Most people wouldn't describe large mature mbuna as "sweathearts". Even less aggressive species like electric yellows and rusties are aggressive fish when compared to many cichlids. And from my reading, and what I have seen over the years, many people consider maingano as one of the more aggressive mbuna. Some mbuna are called "peaceful" only when they are being compared to the real aggressives like auratus, kenyi and crabro.
Anyways, another possibility if one is considering dwarf size and mbuna, could be saulosi. They are generally considered to be less aggressive then demasoni. I have no personal experience with this fish.


----------



## RunningBeaver (Mar 30, 2018)

I appreciate the help so far! I'll have to run to my Lfs Tuesday and see which if any of these fish they would be able to get a hold of (would rather not have to order online if I could help it). 
How would you all usually go about stocking these fish. Like if I got some Kribensis how many of those would I go for; a pair, two males, one male/one female or etc. 
ideally I would like a small variety of 2-3 different species so probably no male/female combonations?


----------



## BC in SK (Aug 11, 2012)

RunningBeaver said:


> Like if I got some Kribensis how many of those would I go for; a pair, two males, one male/one female or etc.
> ideally I would like a small variety of 2-3 different species so probably no male/female combonations?

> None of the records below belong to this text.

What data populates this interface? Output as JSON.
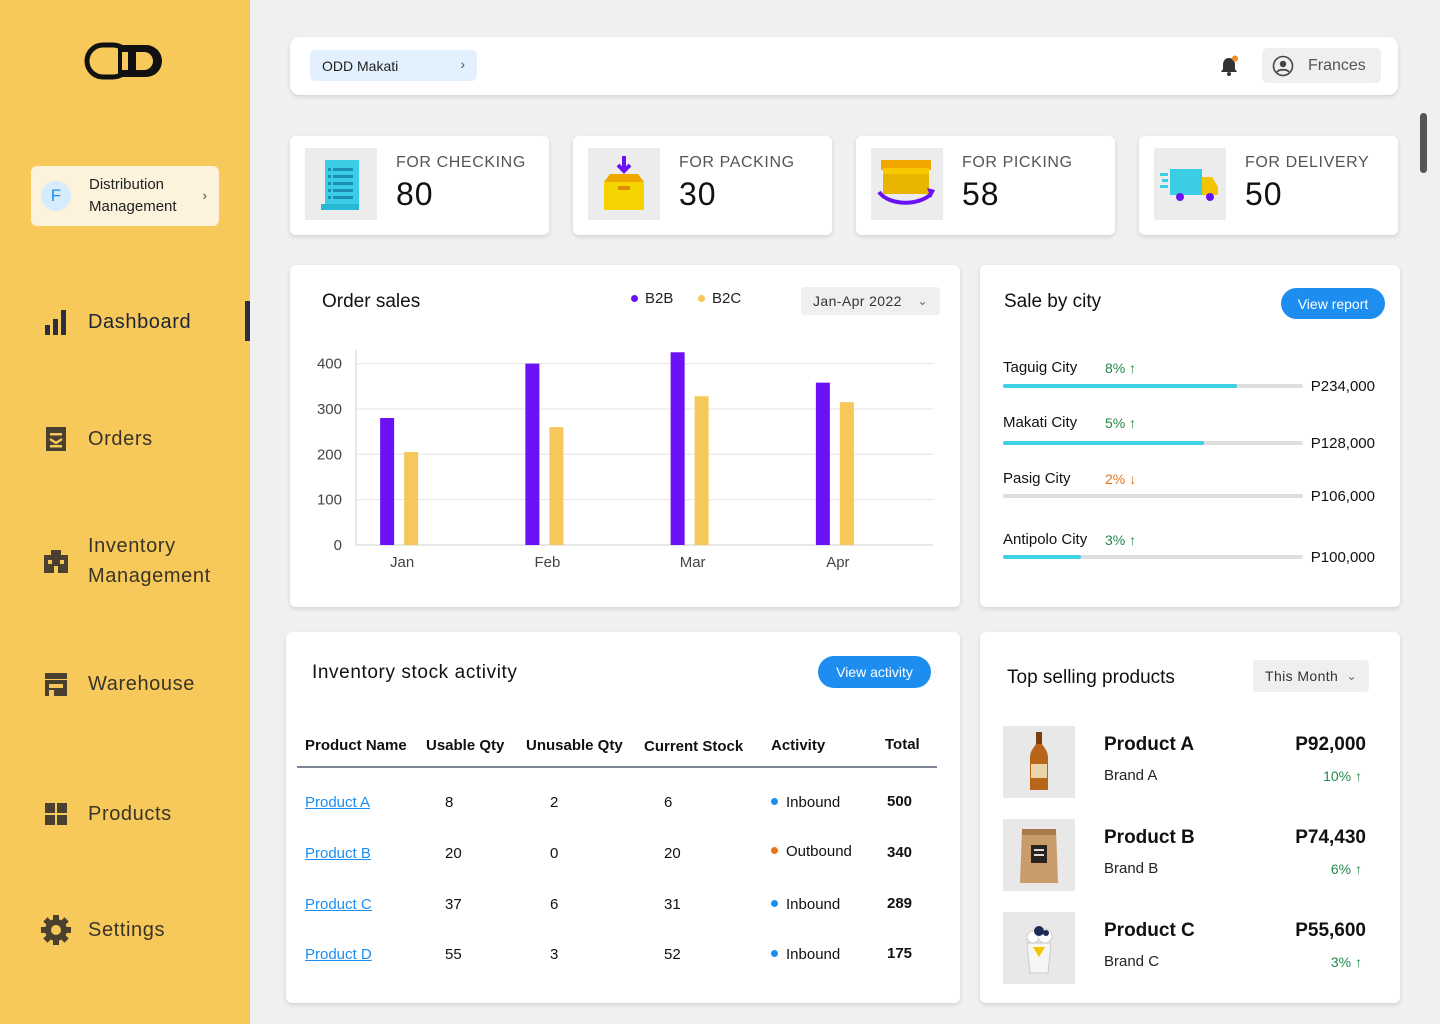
{
  "brand": {
    "logo_text": "ODD"
  },
  "org": {
    "initial": "F",
    "label": "Distribution Management"
  },
  "nav": [
    {
      "key": "dashboard",
      "label": "Dashboard",
      "active": true,
      "icon": "bar-chart-icon"
    },
    {
      "key": "orders",
      "label": "Orders",
      "active": false,
      "icon": "clipboard-icon"
    },
    {
      "key": "inventory",
      "label": "Inventory Management",
      "active": false,
      "icon": "building-icon"
    },
    {
      "key": "warehouse",
      "label": "Warehouse",
      "active": false,
      "icon": "store-icon"
    },
    {
      "key": "products",
      "label": "Products",
      "active": false,
      "icon": "grid-icon"
    },
    {
      "key": "settings",
      "label": "Settings",
      "active": false,
      "icon": "gear-icon"
    }
  ],
  "topbar": {
    "location": "ODD Makati",
    "user": "Frances"
  },
  "stats": [
    {
      "label": "FOR CHECKING",
      "value": "80",
      "icon": "receipt-icon"
    },
    {
      "label": "FOR PACKING",
      "value": "30",
      "icon": "box-icon"
    },
    {
      "label": "FOR PICKING",
      "value": "58",
      "icon": "pickup-box-icon"
    },
    {
      "label": "FOR DELIVERY",
      "value": "50",
      "icon": "truck-icon"
    }
  ],
  "order_sales": {
    "title": "Order sales",
    "range": "Jan-Apr 2022"
  },
  "chart_data": {
    "type": "bar",
    "title": "Order sales",
    "categories": [
      "Jan",
      "Feb",
      "Mar",
      "Apr"
    ],
    "series": [
      {
        "name": "B2B",
        "color": "#6a12f5",
        "values": [
          280,
          400,
          425,
          358
        ]
      },
      {
        "name": "B2C",
        "color": "#f6c85b",
        "values": [
          205,
          260,
          328,
          315
        ]
      }
    ],
    "yticks": [
      0,
      100,
      200,
      300,
      400
    ],
    "ytick_labels": [
      "0",
      "100",
      "200",
      "300",
      "400"
    ],
    "ylim": [
      0,
      430
    ],
    "grid": true,
    "legend": "top"
  },
  "sale_by_city": {
    "title": "Sale by city",
    "button": "View report",
    "cities": [
      {
        "name": "Taguig City",
        "pct": "8%",
        "trend": "up",
        "amount": "P234,000",
        "share": 0.78
      },
      {
        "name": "Makati City",
        "pct": "5%",
        "trend": "up",
        "amount": "P128,000",
        "share": 0.67
      },
      {
        "name": "Pasig City",
        "pct": "2%",
        "trend": "down",
        "amount": "P106,000",
        "share": 0.0
      },
      {
        "name": "Antipolo City",
        "pct": "3%",
        "trend": "up",
        "amount": "P100,000",
        "share": 0.26
      }
    ]
  },
  "stock_activity": {
    "title": "Inventory stock activity",
    "button": "View activity",
    "columns": [
      "Product Name",
      "Usable Qty",
      "Unusable Qty",
      "Current Stock",
      "Activity",
      "Total"
    ],
    "rows": [
      {
        "name": "Product A",
        "usable": "8",
        "unusable": "2",
        "current": "6",
        "activity": "Inbound",
        "activity_color": "#1d8ef0",
        "total": "500"
      },
      {
        "name": "Product B",
        "usable": "20",
        "unusable": "0",
        "current": "20",
        "activity": "Outbound",
        "activity_color": "#e3761c",
        "total": "340"
      },
      {
        "name": "Product C",
        "usable": "37",
        "unusable": "6",
        "current": "31",
        "activity": "Inbound",
        "activity_color": "#1d8ef0",
        "total": "289"
      },
      {
        "name": "Product D",
        "usable": "55",
        "unusable": "3",
        "current": "52",
        "activity": "Inbound",
        "activity_color": "#1d8ef0",
        "total": "175"
      }
    ]
  },
  "top_products": {
    "title": "Top selling products",
    "period": "This Month",
    "items": [
      {
        "name": "Product A",
        "brand": "Brand A",
        "price": "P92,000",
        "pct": "10%",
        "image": "beer-bottle"
      },
      {
        "name": "Product B",
        "brand": "Brand B",
        "price": "P74,430",
        "pct": "6%",
        "image": "coffee-bag"
      },
      {
        "name": "Product C",
        "brand": "Brand C",
        "price": "P55,600",
        "pct": "3%",
        "image": "dessert-cup"
      }
    ]
  }
}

The usual way to end up with a pair is to start with a group of 6 or more. A group spreads out the aggression and allows them at least some choice of partners. Eventually, you may end up having to remove extra males, though it is not inconceivable they would be tolerant for quite some time, or even end up with more then one pair. As well, if given some choice over time, most substrate spawners will end up swapping partners. IME, breeding pairs of kribs are not too demanding of space, though there are always a few instance where people have had them push everything to one side of the tank.
I would think they could be mixed with _Anomalochromis thomasi_ or other dwarf West Africans with out too much friction, though I can't say I personally have. In the past, I generally kept them in grow up tanks with younger fish of much more aggressive species of cichlids. IME, kribs were never too aggressive, but for their size, quite capable of defending themselves. Of course they are small, so as some of the other cichlid got larger the kribs did end up lower in the pecking order.
As far as mixing with cichlids from other continents, I would think most people on this forum are not keen on it. Me, personally, have no real problem with it. As far as dwarf SA, you'd want something that would be able to stand up to the kribs. Not so sure any of the apistos could. Maybe some of the dwarf acaras (??). Never personally tried this, so no real idea how this could turn out.
My approach would be to mix it with some sort of mouth brooder. Which specifically, not so sure. Some type of small, more mellow Victorian type? Egyptian mouth brooder (_Pseudocrenilibrus multicolor_)? IME, substrate spawners are usually much less competitive with a mouth brooder then they are with another rival substrate spawner. IME, the available space is better shared and utilized.
With kribs, you'd have a wide range of choices for schooling dithers and non cichlids. I'm sure many types of tetras could do fine with kribs, though personally my choice would be giant danios as they are tough and hardy. 3-spot/opaline/blue /gold gourami would do fine; other gouramis could be options, as well.


----------